Overall, though, my dissension has been well received at my hospital. I have been on the infection control committee for years and always speak up about it. They haven't kicked me off the committee, and they even take my advice from time to time about policies regarding AIDS. Most of the medical staff members have some skepticism about HIV causing AIDS, but not enough to speak out about it. Again, I think it's the power of propaganda and politics. How could so many erudite scientists be so wrong? This isn't such a difficult question for me because I've seen it before in science and elsewhere.

Roise graduated from the Univ. of North Dakota School of Medicine, and can be contacted at roise@dickinson.ctctel.com


DENISE KALM, GENETICIST REAPPRAISER IN CALIFORNIA

I have a Bachelors of Arts in Genetics from UC Berkeley, where I participated in research under Sy Fogel on recombination theory. I also have a Masters of Science in biochemical genetics from the University of Michigan, where I researched blood abnormalities in the lab. Today I work as a systems programmer, but keep current with the medical sciences by reading academic journals.

I had a lot of early skepticism about the prevalent theory of AIDS, primarily because of my training on how viruses work. Initially I was drawn by the idea that HIV could behave differently from other viruses. But as time passed I decided that too many things just didn't fit. I waited in vain for the epidemic, living in some fear, as many others did, but AIDS just sat in certain centers of the population.
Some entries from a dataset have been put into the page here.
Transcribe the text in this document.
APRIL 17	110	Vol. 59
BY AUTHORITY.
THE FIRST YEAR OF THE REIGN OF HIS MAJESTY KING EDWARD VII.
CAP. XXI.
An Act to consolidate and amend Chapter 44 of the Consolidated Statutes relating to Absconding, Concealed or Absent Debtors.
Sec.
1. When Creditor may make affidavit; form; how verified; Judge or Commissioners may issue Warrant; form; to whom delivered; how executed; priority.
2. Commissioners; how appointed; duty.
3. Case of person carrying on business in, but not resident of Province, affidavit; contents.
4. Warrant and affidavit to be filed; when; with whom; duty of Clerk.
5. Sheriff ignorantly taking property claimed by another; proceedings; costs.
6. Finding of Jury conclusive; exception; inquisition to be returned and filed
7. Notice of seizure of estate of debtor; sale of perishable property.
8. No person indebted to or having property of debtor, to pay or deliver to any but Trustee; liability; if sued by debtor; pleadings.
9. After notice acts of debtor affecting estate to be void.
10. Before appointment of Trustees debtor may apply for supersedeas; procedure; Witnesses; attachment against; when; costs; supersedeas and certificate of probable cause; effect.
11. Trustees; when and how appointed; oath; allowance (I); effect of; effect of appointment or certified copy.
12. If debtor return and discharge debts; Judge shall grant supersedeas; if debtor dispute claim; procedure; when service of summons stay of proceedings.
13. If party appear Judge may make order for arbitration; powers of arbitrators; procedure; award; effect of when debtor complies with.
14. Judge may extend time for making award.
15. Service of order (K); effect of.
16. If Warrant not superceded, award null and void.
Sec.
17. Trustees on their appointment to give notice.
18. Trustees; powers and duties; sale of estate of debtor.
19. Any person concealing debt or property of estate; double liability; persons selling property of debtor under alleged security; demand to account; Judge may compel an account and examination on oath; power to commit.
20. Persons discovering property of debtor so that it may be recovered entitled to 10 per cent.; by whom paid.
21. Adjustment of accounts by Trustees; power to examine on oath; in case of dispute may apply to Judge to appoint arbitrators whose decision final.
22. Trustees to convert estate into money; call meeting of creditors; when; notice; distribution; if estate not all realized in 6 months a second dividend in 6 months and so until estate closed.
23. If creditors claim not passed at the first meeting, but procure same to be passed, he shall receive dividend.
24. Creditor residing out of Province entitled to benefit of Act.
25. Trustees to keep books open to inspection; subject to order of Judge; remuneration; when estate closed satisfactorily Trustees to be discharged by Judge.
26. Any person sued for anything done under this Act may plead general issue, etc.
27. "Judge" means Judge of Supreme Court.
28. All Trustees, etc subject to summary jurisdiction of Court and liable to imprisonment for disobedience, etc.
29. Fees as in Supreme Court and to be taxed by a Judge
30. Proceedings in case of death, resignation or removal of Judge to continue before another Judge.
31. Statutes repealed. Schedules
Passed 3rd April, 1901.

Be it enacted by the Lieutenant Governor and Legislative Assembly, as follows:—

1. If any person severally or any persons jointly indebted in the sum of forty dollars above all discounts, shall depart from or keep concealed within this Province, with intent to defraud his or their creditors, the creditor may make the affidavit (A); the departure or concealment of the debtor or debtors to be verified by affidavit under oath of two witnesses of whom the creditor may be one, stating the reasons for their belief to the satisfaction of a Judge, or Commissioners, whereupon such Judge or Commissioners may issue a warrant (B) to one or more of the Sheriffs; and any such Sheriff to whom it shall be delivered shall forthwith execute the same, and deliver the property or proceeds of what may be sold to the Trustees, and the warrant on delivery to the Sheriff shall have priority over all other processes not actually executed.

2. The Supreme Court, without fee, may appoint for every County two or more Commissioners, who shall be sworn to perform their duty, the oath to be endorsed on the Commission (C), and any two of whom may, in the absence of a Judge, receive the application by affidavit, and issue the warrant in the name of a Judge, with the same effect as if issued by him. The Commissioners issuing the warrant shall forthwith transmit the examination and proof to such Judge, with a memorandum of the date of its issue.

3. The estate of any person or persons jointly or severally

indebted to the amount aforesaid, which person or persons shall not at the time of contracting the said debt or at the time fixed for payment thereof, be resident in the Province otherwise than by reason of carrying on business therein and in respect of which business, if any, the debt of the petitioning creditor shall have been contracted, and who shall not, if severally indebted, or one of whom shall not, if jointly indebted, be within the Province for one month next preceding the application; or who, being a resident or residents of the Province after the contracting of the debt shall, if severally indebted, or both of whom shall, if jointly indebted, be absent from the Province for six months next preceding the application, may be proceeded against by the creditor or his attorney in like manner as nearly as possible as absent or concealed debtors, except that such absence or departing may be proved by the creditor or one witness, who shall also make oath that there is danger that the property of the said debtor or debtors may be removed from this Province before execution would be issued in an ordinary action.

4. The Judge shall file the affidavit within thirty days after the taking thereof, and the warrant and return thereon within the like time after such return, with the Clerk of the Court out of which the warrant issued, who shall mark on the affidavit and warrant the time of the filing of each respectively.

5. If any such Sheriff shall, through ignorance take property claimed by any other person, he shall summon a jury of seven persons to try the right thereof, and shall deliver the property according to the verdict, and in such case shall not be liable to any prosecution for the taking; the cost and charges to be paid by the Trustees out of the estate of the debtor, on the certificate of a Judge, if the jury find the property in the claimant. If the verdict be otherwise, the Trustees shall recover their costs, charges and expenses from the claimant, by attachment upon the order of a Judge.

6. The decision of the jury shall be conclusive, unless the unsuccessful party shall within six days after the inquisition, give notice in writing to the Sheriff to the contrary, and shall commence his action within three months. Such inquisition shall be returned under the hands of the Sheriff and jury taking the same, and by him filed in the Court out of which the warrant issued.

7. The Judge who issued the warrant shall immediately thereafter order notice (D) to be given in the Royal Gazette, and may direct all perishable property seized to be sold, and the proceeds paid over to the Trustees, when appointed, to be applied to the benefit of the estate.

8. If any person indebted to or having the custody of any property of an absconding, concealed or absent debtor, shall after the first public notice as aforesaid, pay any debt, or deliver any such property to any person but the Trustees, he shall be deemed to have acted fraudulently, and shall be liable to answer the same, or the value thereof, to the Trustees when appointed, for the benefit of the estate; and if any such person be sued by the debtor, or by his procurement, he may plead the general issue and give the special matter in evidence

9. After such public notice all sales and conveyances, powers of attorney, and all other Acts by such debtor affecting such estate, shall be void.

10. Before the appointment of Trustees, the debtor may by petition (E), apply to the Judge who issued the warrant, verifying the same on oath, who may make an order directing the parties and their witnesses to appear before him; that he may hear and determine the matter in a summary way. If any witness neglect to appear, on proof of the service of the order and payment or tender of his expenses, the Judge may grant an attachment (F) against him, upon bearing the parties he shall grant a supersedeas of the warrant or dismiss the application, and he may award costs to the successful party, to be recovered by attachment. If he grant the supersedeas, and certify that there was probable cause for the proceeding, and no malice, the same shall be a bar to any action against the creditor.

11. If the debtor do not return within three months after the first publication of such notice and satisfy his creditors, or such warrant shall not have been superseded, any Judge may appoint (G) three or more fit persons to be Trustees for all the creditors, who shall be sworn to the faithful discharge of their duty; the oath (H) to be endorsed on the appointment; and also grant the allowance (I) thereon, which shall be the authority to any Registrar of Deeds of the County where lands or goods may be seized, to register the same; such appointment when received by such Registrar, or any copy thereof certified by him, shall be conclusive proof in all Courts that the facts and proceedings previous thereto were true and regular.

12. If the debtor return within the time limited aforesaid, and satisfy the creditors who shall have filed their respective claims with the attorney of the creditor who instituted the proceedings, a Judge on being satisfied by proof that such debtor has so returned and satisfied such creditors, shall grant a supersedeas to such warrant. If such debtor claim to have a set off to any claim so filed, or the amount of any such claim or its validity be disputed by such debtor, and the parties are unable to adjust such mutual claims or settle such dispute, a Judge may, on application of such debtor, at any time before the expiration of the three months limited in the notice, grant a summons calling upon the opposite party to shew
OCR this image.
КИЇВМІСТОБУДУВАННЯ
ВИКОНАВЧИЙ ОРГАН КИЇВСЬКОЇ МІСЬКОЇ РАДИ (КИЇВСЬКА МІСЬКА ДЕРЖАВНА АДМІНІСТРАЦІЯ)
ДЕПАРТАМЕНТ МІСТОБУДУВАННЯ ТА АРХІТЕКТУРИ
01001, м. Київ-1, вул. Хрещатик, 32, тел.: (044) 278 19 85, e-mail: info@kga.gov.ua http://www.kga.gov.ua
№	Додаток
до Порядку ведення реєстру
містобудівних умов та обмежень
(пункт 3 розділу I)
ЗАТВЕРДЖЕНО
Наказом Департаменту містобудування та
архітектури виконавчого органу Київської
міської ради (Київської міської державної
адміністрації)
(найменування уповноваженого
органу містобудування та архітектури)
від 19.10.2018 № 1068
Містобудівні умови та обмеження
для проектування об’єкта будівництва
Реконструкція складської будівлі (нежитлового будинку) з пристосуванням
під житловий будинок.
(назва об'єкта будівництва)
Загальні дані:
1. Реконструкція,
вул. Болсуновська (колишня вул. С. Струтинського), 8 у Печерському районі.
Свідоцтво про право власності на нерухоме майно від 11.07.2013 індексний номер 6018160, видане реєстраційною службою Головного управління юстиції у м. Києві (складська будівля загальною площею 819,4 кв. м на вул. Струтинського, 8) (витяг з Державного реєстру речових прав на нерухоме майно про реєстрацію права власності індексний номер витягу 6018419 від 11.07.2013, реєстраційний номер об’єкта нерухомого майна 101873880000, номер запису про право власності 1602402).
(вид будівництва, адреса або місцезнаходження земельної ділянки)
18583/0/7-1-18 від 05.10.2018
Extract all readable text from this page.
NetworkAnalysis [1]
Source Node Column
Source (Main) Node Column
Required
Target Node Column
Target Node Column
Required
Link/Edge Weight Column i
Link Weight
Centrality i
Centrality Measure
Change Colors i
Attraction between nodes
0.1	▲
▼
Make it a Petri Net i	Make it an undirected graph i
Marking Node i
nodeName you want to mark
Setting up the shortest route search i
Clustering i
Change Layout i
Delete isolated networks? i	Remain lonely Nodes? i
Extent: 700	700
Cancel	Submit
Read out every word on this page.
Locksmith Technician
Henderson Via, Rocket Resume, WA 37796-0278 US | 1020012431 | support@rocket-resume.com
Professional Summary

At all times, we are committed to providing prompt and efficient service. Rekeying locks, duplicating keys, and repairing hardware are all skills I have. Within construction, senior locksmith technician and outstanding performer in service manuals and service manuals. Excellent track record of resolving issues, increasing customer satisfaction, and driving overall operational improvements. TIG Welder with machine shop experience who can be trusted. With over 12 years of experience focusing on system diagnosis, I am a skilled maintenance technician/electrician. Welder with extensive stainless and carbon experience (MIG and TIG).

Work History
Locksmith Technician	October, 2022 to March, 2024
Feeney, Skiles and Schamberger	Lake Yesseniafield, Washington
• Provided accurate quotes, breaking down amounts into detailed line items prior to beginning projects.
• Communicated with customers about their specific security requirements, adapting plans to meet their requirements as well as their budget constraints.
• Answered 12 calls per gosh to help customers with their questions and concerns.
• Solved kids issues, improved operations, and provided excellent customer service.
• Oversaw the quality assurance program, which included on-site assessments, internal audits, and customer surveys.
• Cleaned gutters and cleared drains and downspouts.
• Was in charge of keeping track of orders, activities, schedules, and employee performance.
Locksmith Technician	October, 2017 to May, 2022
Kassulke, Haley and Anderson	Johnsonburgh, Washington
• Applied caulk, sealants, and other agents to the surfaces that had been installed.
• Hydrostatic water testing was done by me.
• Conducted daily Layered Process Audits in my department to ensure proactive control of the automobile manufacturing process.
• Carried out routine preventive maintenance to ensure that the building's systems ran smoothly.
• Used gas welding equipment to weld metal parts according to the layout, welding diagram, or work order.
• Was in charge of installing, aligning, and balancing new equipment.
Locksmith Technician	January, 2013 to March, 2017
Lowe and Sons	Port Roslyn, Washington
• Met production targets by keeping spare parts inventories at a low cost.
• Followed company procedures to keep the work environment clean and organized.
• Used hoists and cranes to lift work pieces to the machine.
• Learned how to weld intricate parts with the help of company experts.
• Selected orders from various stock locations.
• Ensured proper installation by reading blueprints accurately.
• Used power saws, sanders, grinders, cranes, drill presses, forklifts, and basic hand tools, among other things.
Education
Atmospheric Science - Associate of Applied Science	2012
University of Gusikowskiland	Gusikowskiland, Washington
The CDC should have recognized this, but until I read Duesberg's book, I didn't realize that they are motivated not to. After studying his book, doing more background reading on some of the points he made, and after careful consideration, I can now state that I no longer believe in the viral AIDS theory.

I'm also very concerned about the official therapies. Reminds me of a time in a research lab where we were testing treatments for multiple sclerosis, only to find that in many cases, the cure made them worse. At least in this lab, we dropped the protocol.